Southampton: Home and away
Published 11:09 am Saturday, July 9, 2011
by Clarence Foster
This past weekend, the end of June, I was reminded of an old view from the railroad tracks. Two former schoolmates and a legendary old school teacher rustled some old leaves.
The teacher, Mrs. Helen Huntt Holoman, arrived in these parts from south of Durham, via Shaw, in the mid-’50s. She would settle in at Hayden High School (her first non-field-hand job) and terrorize the slackers and inattentives for the rest of our natural-born lives.
She’s not seen much, nowadays, but she resurfaced this past weekend as the sponsor of a “couples” affair at our Gilfield Baptist Church. Once again we are grateful, and a special thanks for the substantial donation from her and her husband of more than 50 years, William Holoman.
William and his twin sister, Anna Mae Holoman Gay, are older siblings of Laverne Holoman, valedictorian of the Class of ’61.
Laverne called me last weekend from her home in North Carolina. Although we’re pretty much the same age now, back in school, I was two classes back and beneath notice.
We exchanged pleasantries, and then this younger version (today a Ph.D. and retired college professor) of Mrs. Holoman, expressed an interest in an Ivor reunion. The moment paused — and drifted back in time.
It is my understanding that Ivor, unlike Zuni, is incorporated and, as such, is a fixed place on the map. When I looked at the town limit signs just before the 2008 Centennial celebration, it appeared that fewer than a half dozen black residences ever existed in Ivor. Nit-picking?
I’ve written before of an expansive Route 460 corridor as a kind of loosely connected Southampton County community. It is a somewhat new concept. One that comes in on the wheels of an avalanche of cars and trucks (and newcomers both foreign and domestic.)
On some level, you are wherever your mailing address says you are. Except that this didn’t square with (didn’t use to) the exclusionary notion of those who lived in these villages, officially or otherwise.
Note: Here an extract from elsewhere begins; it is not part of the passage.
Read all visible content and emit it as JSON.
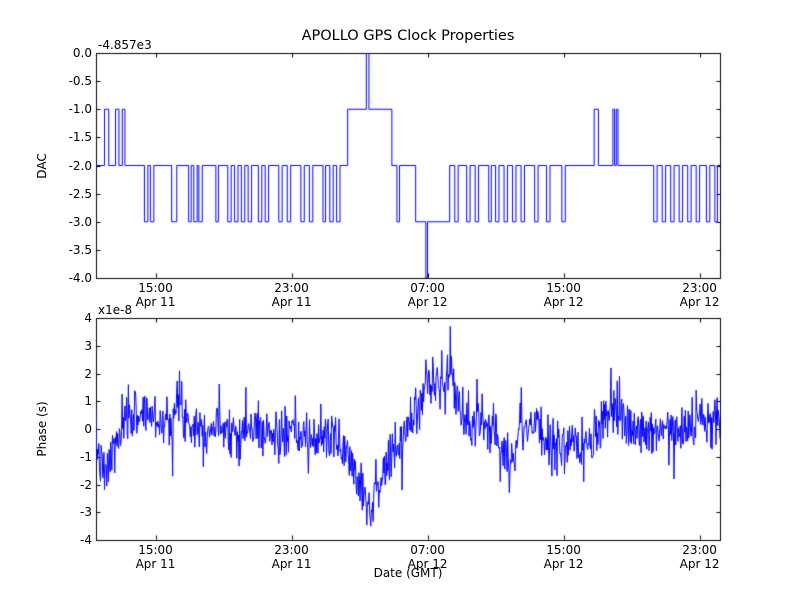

My own mail comes via the Zuni post office across the Blackwater River in Isle of Wight County. The conflicting zip code is alternately a source of amusement and exasperation.
Both Ivor and Zuni have that “other side of the tracks” thing. But then, there was that whimsical, delusional, though precious sense of security in numbers.
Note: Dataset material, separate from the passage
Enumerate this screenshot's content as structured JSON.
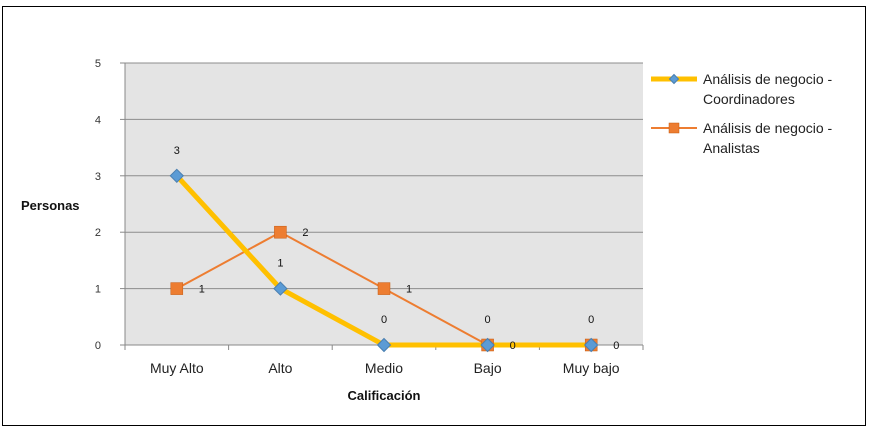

Country boys like me, who lived off back roads and even off back paths and shared a common background with rural folk everywhere. Old folk stories, real and imagined, are traded from Maine to Florida.
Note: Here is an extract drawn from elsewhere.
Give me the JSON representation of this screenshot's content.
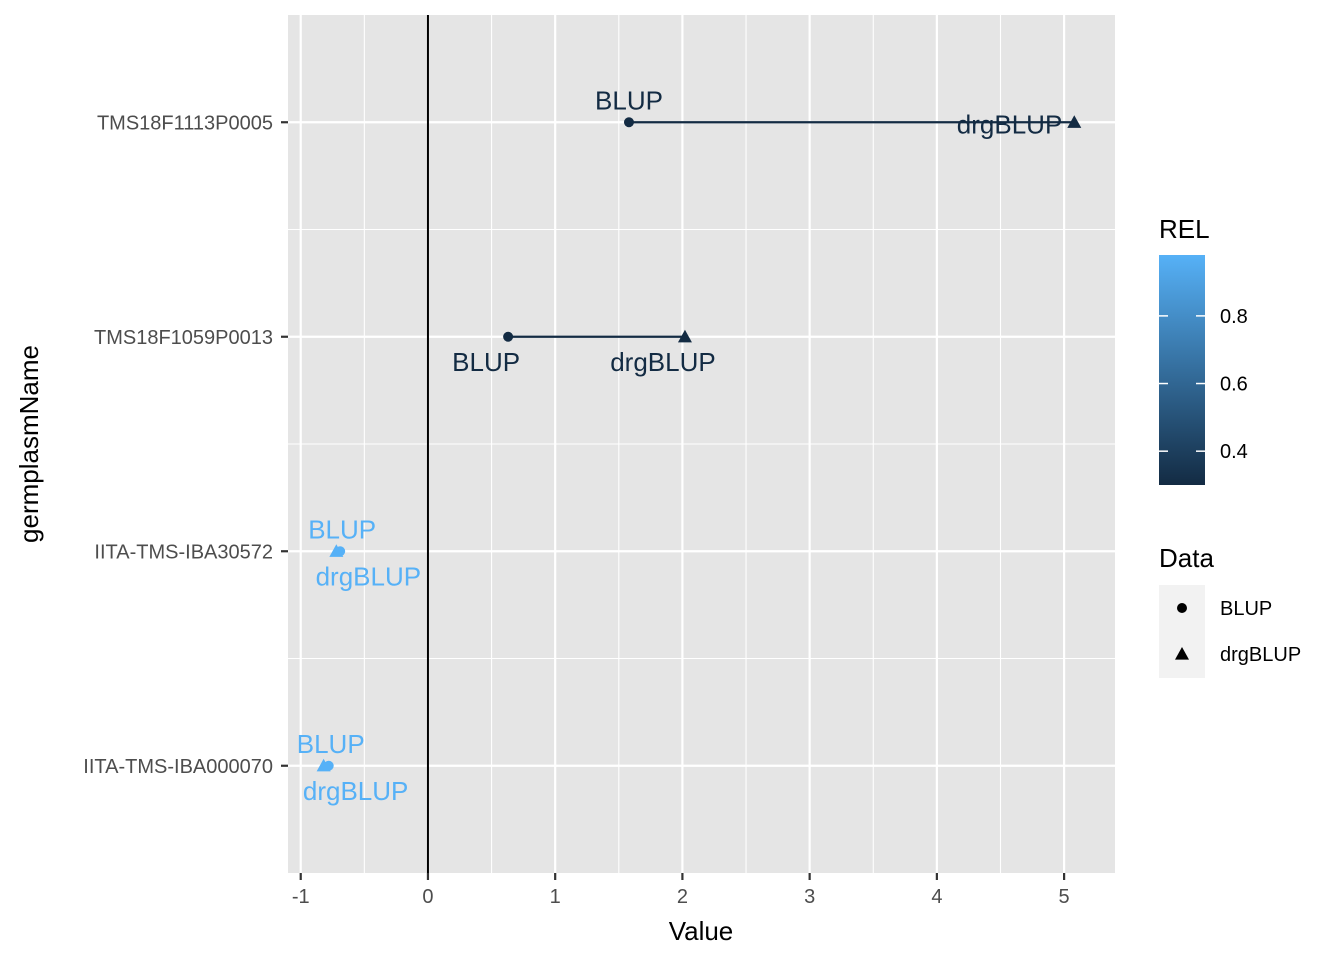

I know exactly what Laverne means. I know that through the fifth grade she would walk the roundabout 460/railroad/dirt road route from her home, a half-mile up the road from Bracey’s Service Station to the Crumpler Crossing School. After its closing and for the remainder of grammar school, she was enrolled in the three-room school in “Ivor” (the language of proximity, convenience and common parlance.)
That trace of Ivor, a communal, indeed a family trait came with the fact of at least four grocery stores, a bank, the post office, a roadside boardwalk to elevate you out of the mud and just enough of that aimless wandering and loitering among friends, relatives and acquaintances to make a “Saturday afternoon.” Hey, just the walk there and back might suffice.
Now, let me tell you about Charles Hood… and for the last 25 years or so, the Rev. Charles Hood. He was the Hayden “big man” (6-foot-5 and numerous pounds,) taking over that role after the departure of “Wee” Willie Francis and Johnny Vaughn.
LeRoy Holloway called a couple of weeks ago to say that our old football buddy would be home from New Jersey and would preach this past Sunday at a Camptown church…[The spirit of the weekend, the convergence of old memories plays tricks on the mind. It seems that I can’t suppress this recurring vision of an inspired Mrs. Holoman snatching a cowering Charles from the pulpit and administering one of her own patented lectures.]
What a joyful, delightful fellow. A local football and basketball star, who stood and still stands very tall in Franklin. He came on the scene during the heyday of Wilt Chamberlain, Bill Russell and the flashy Elgin Baylor.
Though lacking the true elegance of the old full-court icon, the ever clowning, visionary Charles saw himself as Elgin Baylor. I’m sure that he will hear the name a few times while he is here.
He played center on our football team, the Hayden High School Wildcats. He is left with a crooked little finger, in testament to life in the pits.
I remember him in moments of big drives, breaking the huddle and charging up to the line: high stepping, threatening and pointing the way home. Welcome home, old buddy.
Yes, Southampton County was home, and away.
CLARENCE FOSTER is a resident of Southampton County and 1963 graduate of Hayden High School.